Bang & Olufsen is quite literally resurrecting a limited number of its classic Beogram 4000 turntables. The company has acquired 95 pre-owned original models and is renovating and upgrading them in the same factory where they were originally created. The back-from-the-dead vinyl spinners have been given the moniker Beogram 4000c, and the individually numbered units will be available to purchase for $11,000 each starting October 19.
It’s hard to think of any hi-fi gear that is more iconic or timeless than B&O’s original Beogram 4000 turntable, which the company sold in the 1970s. Its ultra-clean lines and space-age design stopped short of being industrial-looking thanks to the use of wooden accents. It’s a balancing act we’ve come to associate with the legendary Danish audio marque.
The Beogram 4000’s appeal is so powerful that when B&O recently launched its first home theater soundbar, the Beosound Stage, it based its overall look and feel on the vintage turntable’s design.

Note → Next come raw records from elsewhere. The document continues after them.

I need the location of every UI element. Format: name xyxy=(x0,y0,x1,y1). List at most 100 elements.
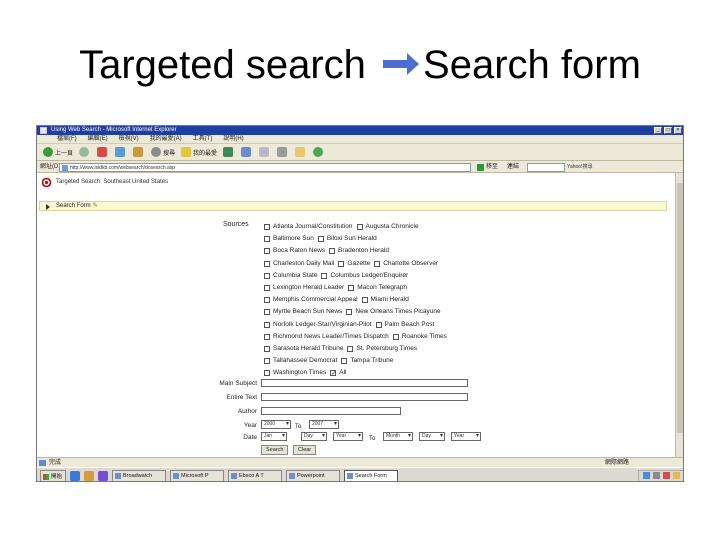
checkbox[interactable] xyxy=(264,224,270,231)
ime-icon[interactable] xyxy=(673,472,680,479)
author-input[interactable] xyxy=(261,407,401,415)
checkbox[interactable] xyxy=(341,358,348,365)
checkbox[interactable] xyxy=(264,345,270,352)
messenger-button[interactable] xyxy=(313,146,325,158)
checkbox[interactable] xyxy=(356,224,363,231)
taskbar-item[interactable]: Powerpoint xyxy=(286,469,341,481)
menu-tools[interactable]: 工具(T) xyxy=(193,135,213,143)
history-button[interactable] xyxy=(241,146,253,158)
source-option[interactable]: Boca Raton News xyxy=(264,245,325,257)
back-button[interactable]: 上一頁 xyxy=(43,146,73,158)
folder-button[interactable] xyxy=(295,146,307,158)
maximize-icon[interactable]: □ xyxy=(664,127,672,134)
source-option[interactable]: Gazette xyxy=(338,258,370,270)
checkbox[interactable] xyxy=(264,236,270,243)
links-label[interactable]: 連結 xyxy=(507,161,519,173)
start-button[interactable]: 開始 xyxy=(40,469,67,481)
source-option[interactable]: Baltimore Sun xyxy=(264,233,314,245)
source-option[interactable]: Myrtle Beach Sun News xyxy=(264,306,342,318)
source-option[interactable]: Augusta Chronicle xyxy=(356,221,419,233)
checkbox[interactable] xyxy=(317,236,324,243)
date-to-day-select[interactable]: Day xyxy=(419,432,445,441)
checkbox[interactable] xyxy=(264,309,270,316)
source-option[interactable]: Palm Beach Post xyxy=(375,319,434,331)
source-option[interactable]: Tallahassee Democrat xyxy=(264,355,337,367)
source-option[interactable]: Atlanta Journal/Constitution xyxy=(264,221,353,233)
date-to-year-select[interactable]: Year xyxy=(451,432,481,441)
desktop-quicklaunch-icon[interactable] xyxy=(84,470,95,481)
close-icon[interactable]: × xyxy=(674,127,682,134)
menu-view[interactable]: 檢視(V) xyxy=(119,135,139,143)
clear-button[interactable]: Clear xyxy=(293,445,317,455)
checkbox[interactable] xyxy=(338,260,345,267)
year-to-select[interactable]: 2007 xyxy=(309,420,339,429)
home-button[interactable] xyxy=(133,146,145,158)
source-option[interactable]: Sarasota Herald Tribune xyxy=(264,343,343,355)
checkbox[interactable] xyxy=(264,285,270,292)
vertical-scrollbar[interactable] xyxy=(675,173,683,457)
main-subject-input[interactable] xyxy=(261,379,468,387)
source-option[interactable]: Miami Herald xyxy=(361,294,409,306)
year-from-select[interactable]: 2000 xyxy=(261,420,291,429)
source-option[interactable]: Lexington Herald Leader xyxy=(264,282,344,294)
toolbar-search-input[interactable] xyxy=(527,163,565,172)
menu-edit[interactable]: 編輯(E) xyxy=(88,135,108,143)
checkbox[interactable] xyxy=(346,309,353,316)
entire-text-input[interactable] xyxy=(261,393,468,401)
taskbar-item-active[interactable]: Search Form xyxy=(344,469,399,481)
source-option[interactable]: Norfolk Ledger-Star/Virginian-Pilot xyxy=(264,319,372,331)
checkbox[interactable] xyxy=(374,260,381,267)
taskbar-item[interactable]: Broadwatch xyxy=(112,469,167,481)
source-option[interactable]: Charleston Daily Mail xyxy=(264,258,334,270)
source-option[interactable]: New Orleans Times Picayune xyxy=(346,306,441,318)
media-quicklaunch-icon[interactable] xyxy=(98,470,109,481)
date-from-year-select[interactable]: Year xyxy=(333,432,363,441)
volume-icon[interactable] xyxy=(653,472,660,479)
checkbox[interactable] xyxy=(329,248,336,255)
source-option[interactable]: Biloxi Sun Herald xyxy=(317,233,377,245)
taskbar-item[interactable]: Ebsco A T xyxy=(228,469,283,481)
source-option[interactable]: Richmond News Leader/Times Dispatch xyxy=(264,331,389,343)
date-from-month-select[interactable]: Jan xyxy=(261,432,287,441)
menu-favorites[interactable]: 我的最愛(A) xyxy=(150,135,182,143)
source-option[interactable]: Columbia State xyxy=(264,270,317,282)
go-button[interactable]: 移至 xyxy=(477,163,498,172)
source-option[interactable]: Columbus Ledger/Enquirer xyxy=(321,270,408,282)
checkbox[interactable] xyxy=(264,321,270,328)
search-toolbar-button[interactable]: 搜尋 xyxy=(151,146,175,158)
stop-button[interactable] xyxy=(97,146,109,158)
checkbox[interactable] xyxy=(264,333,270,340)
source-option[interactable]: Washington Times xyxy=(264,367,326,379)
source-option[interactable]: Roanoke Times xyxy=(392,331,447,343)
toolbar-search-dropdown[interactable]: Yahoo!搜尋 xyxy=(567,163,607,172)
address-input[interactable]: http://www.isidkb.com/websearch/dosearch… xyxy=(59,163,471,172)
checkbox[interactable] xyxy=(264,272,270,279)
checkbox[interactable] xyxy=(361,297,368,304)
checkbox[interactable] xyxy=(348,285,355,292)
checkbox[interactable] xyxy=(264,370,270,377)
section-bar[interactable]: Search Form ✎ xyxy=(39,201,667,211)
checkbox[interactable] xyxy=(264,248,270,255)
checkbox-checked[interactable] xyxy=(330,368,336,381)
minimize-icon[interactable]: _ xyxy=(654,127,662,134)
checkbox[interactable] xyxy=(347,345,354,352)
forward-button[interactable] xyxy=(79,146,91,158)
checkbox[interactable] xyxy=(321,272,328,279)
checkbox[interactable] xyxy=(375,321,382,328)
source-option[interactable]: St. Petersburg Times xyxy=(347,343,417,355)
menu-file[interactable]: 檔案(F) xyxy=(57,135,77,143)
source-option[interactable]: Tampa Tribune xyxy=(341,355,393,367)
antivirus-icon[interactable] xyxy=(663,472,670,479)
date-from-day-select[interactable]: Day xyxy=(301,432,327,441)
checkbox[interactable] xyxy=(264,297,270,304)
taskbar-item[interactable]: Microsoft P xyxy=(170,469,225,481)
search-button[interactable]: Search xyxy=(261,445,289,455)
checkbox[interactable] xyxy=(264,358,270,365)
mail-button[interactable] xyxy=(259,146,271,158)
source-option[interactable]: Bradenton Herald xyxy=(329,245,389,257)
network-icon[interactable] xyxy=(643,472,650,479)
print-button[interactable] xyxy=(277,146,289,158)
source-option[interactable]: Macon Telegraph xyxy=(348,282,407,294)
scrollbar-thumb[interactable] xyxy=(677,183,683,433)
checkbox[interactable] xyxy=(392,333,399,340)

The restored 4000c may look identical to the model that rolled out of B&O’s factory in the 1970s, but there are subtle changes both externally and internally.
The aluminum has been polished and anodized, giving it a champagne tone, resulting in what B&O says is a subtle glow. The chassis has also been given an entirely new handcrafted solid oak frame, and a new protective dust lid.
Under the hood, it’s a thoroughly modern hi-fi component. Taking advantage of internal space in the chassis that was intentionally created by the original design team to allow for future upgrades, B&O has installed an RIAA phono preamplifier. This lets you connect the 4000c directly to one of B&O’s existing powered speaker systems, or any amp/receiver you already own.
The tangential tonearm has also been fitted with a new “high-performance” stylus, though B&O hasn’t offered any other technical details, other than to say the stylus is based on the original Bang & Olufsen specifications.
It’s worth noting that the tangential tonearm remains an incredibly sophisticated piece of technology. One arm contains the stylus, while a secondary arm houses a light sensor that lets the turntable automatically determine what size of record is sitting on the platter. The whole assembly is controlled by an electronic analog servo, which responds to the flush-mounted buttons on the surface of the player.
For the lucky few who have $11,000 to spare and a taste for iconic Danish design, the 4000c ships in a crafted solid oak box with
aluminum details. The 4000c looks like it will make an amazing addition to any hi-fi system, not to mention being quite the conversation starter.